Daha Kötüsü İstenmeyen Bir Anlaşmaya Taraf Olabiliriz
Gülbahar, Cumhurbaşkanı’nın İstanbul Sözleşmesi’nden çıkma kararı almasının diğer sözleşmelere iyi bir örnek olmadığını belirtti. Gülbahar “Bizi Avrupa İnsan Hakları Sözleşmesi dahil olmak üzere bütün sözleşmelerden çıkarabilir. Daha kötüsü hiç istemediğimiz sözleşmelere taraf edebilir. Uluslararası sözleşmelerden kopma adımı olabilir.” diyerek gelecekte alınacak kararların insan haklarına zarar verebileceğine vurgu yaptı.
Toplumsal hayatta adaleti ve eşitliği sağlamak için çalıştıklarını söyleyen Hülya Gülbahar, bu konuda çok emek verdiklerini ifade etti. Gülbahar “İstanbul Sözleşmesi’nin taslakları yazılırken sürecin içerisindeydik. Kadın hareketi olarak bundan sonra da Avrupa Konseyi nezdinde girişimlerde bulunmaya devam edeceğiz. Bu mücadele içerisinde Avrupa Konseyi’nde yer alan erkekler de var.” diyerek sözleşmenin yürürlükte kalması için ellerinden gelen mücadeleyi vereceklerini belirtti.

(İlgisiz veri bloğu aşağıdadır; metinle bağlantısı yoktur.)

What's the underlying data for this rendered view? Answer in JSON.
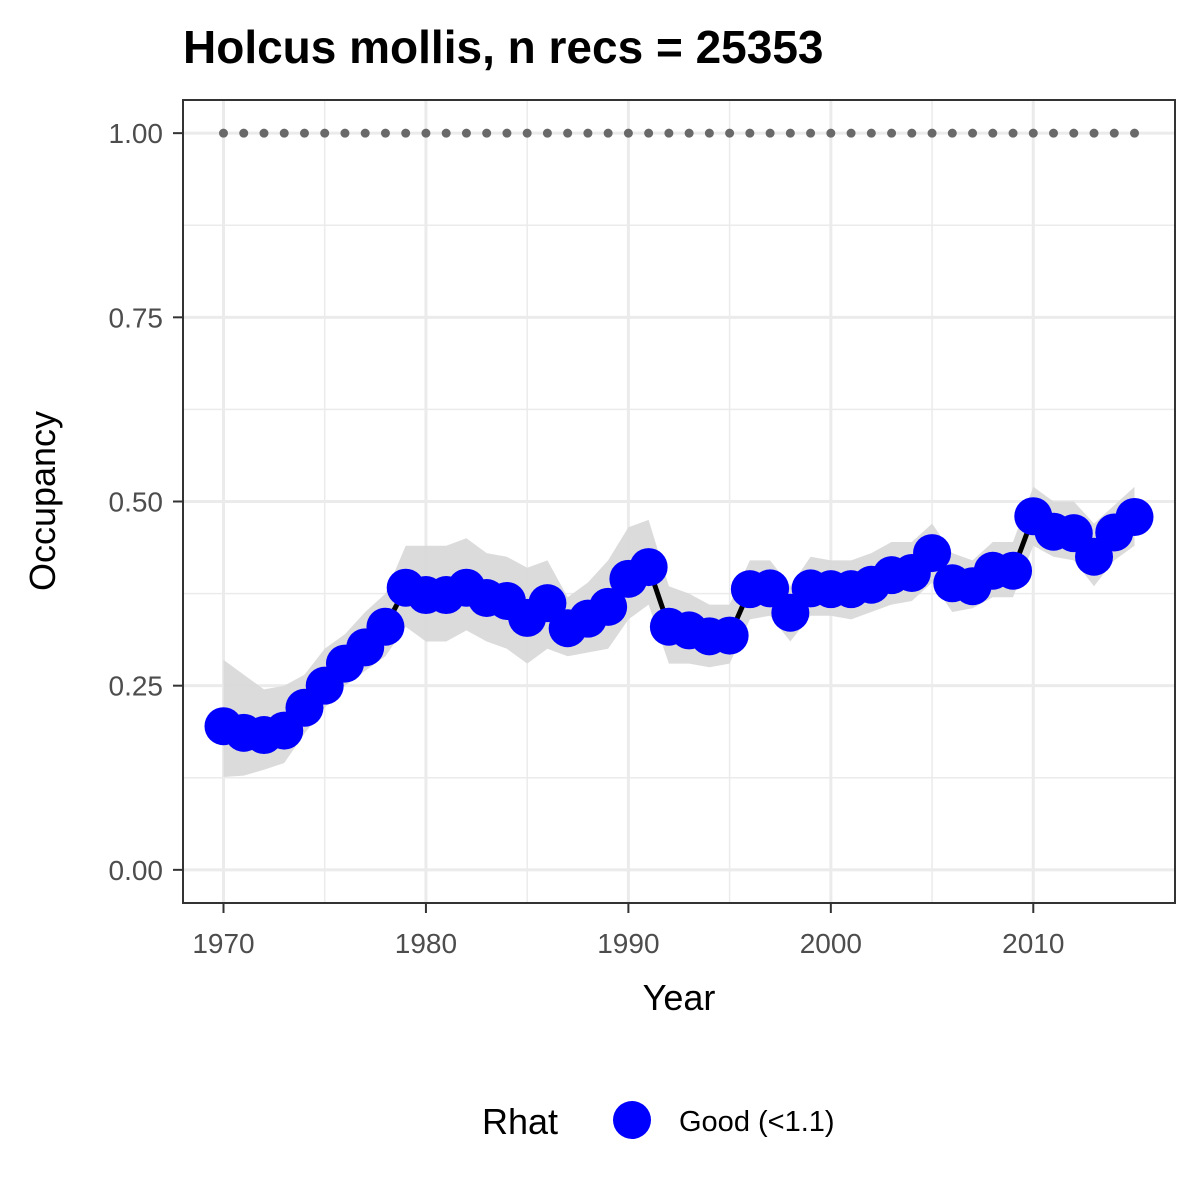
{
  "chart_data": {
    "type": "line",
    "title": "Holcus mollis, n recs = 25353",
    "xlabel": "Year",
    "ylabel": "Occupancy",
    "xlim": [
      1968,
      2017
    ],
    "ylim": [
      -0.045,
      1.045
    ],
    "x_ticks": [
      1970,
      1980,
      1990,
      2000,
      2010
    ],
    "x_tick_labels": [
      "1970",
      "1980",
      "1990",
      "2000",
      "2010"
    ],
    "y_ticks": [
      0,
      0.25,
      0.5,
      0.75,
      1.0
    ],
    "y_tick_labels": [
      "0.00",
      "0.25",
      "0.50",
      "0.75",
      "1.00"
    ],
    "grid": true,
    "legend_position": "bottom",
    "legend_title": "Rhat",
    "legend_label": "Good (<1.1)",
    "colors": {
      "point": "#0000ff",
      "line": "#000000",
      "ribbon": "#d9d9d9",
      "reference": "#696969",
      "grid": "#ebebeb",
      "panel_border": "#333333"
    },
    "x": [
      1970,
      1971,
      1972,
      1973,
      1974,
      1975,
      1976,
      1977,
      1978,
      1979,
      1980,
      1981,
      1982,
      1983,
      1984,
      1985,
      1986,
      1987,
      1988,
      1989,
      1990,
      1991,
      1992,
      1993,
      1994,
      1995,
      1996,
      1997,
      1998,
      1999,
      2000,
      2001,
      2002,
      2003,
      2004,
      2005,
      2006,
      2007,
      2008,
      2009,
      2010,
      2011,
      2012,
      2013,
      2014,
      2015
    ],
    "series": [
      {
        "values": [
          0.195,
          0.186,
          0.183,
          0.189,
          0.22,
          0.25,
          0.28,
          0.302,
          0.33,
          0.383,
          0.373,
          0.373,
          0.383,
          0.369,
          0.365,
          0.342,
          0.362,
          0.328,
          0.341,
          0.357,
          0.395,
          0.411,
          0.33,
          0.325,
          0.317,
          0.318,
          0.381,
          0.382,
          0.349,
          0.382,
          0.381,
          0.381,
          0.387,
          0.4,
          0.403,
          0.43,
          0.389,
          0.385,
          0.406,
          0.406,
          0.48,
          0.459,
          0.457,
          0.425,
          0.458,
          0.479
        ],
        "lower": [
          0.126,
          0.128,
          0.136,
          0.145,
          0.185,
          0.22,
          0.25,
          0.27,
          0.29,
          0.33,
          0.31,
          0.31,
          0.325,
          0.31,
          0.3,
          0.28,
          0.3,
          0.29,
          0.295,
          0.3,
          0.34,
          0.36,
          0.28,
          0.28,
          0.275,
          0.28,
          0.34,
          0.345,
          0.31,
          0.345,
          0.345,
          0.34,
          0.35,
          0.36,
          0.365,
          0.39,
          0.35,
          0.355,
          0.37,
          0.37,
          0.44,
          0.425,
          0.42,
          0.385,
          0.42,
          0.44
        ],
        "upper": [
          0.285,
          0.265,
          0.245,
          0.25,
          0.265,
          0.3,
          0.32,
          0.35,
          0.375,
          0.44,
          0.44,
          0.44,
          0.45,
          0.43,
          0.425,
          0.41,
          0.42,
          0.37,
          0.39,
          0.42,
          0.465,
          0.475,
          0.385,
          0.375,
          0.36,
          0.36,
          0.42,
          0.42,
          0.385,
          0.425,
          0.42,
          0.42,
          0.43,
          0.445,
          0.445,
          0.47,
          0.43,
          0.42,
          0.445,
          0.445,
          0.52,
          0.5,
          0.5,
          0.47,
          0.495,
          0.52
        ]
      }
    ],
    "reference_line": {
      "y": 1.0,
      "x_start": 1970,
      "x_end": 2015
    }
  }
}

Anayasa’da Yazan Maddeler Uygulanmak Zorunda
Av. Gülbahar, kadın haklarıyla ilgili Anayasa’da yazan her maddenin devlet tarafından uygulanmak zorunda olduğunu belirtti. “Anayasa’nın 10-11-41. maddeleri olduğu sürece İstanbul Sözleşmesi’nde yazan her kelimeyi devlet uygulamak zorunda. Uygulamadığı takdirde sorumlu olur. Anayasa’nın bütün bu maddeleri yürürlükte. 6284 Sayılı Kanun yürürlükte. Belediyeler Kanunu’nda büyükşehir belediyelerine ve nüfusu 100 bini aşan belediyelere sığınma evi açması gerektiğini söylüyor. 2004 yılında İstanbul Sözleşmesi’nden önce çıkarılan bir kanun. Tüm bu kanunların kaldırılması mümkün olabilir mi?” diyerek kanunlarla uluslararası sözleşmelerin bir bütün olduğunun altını çizdi.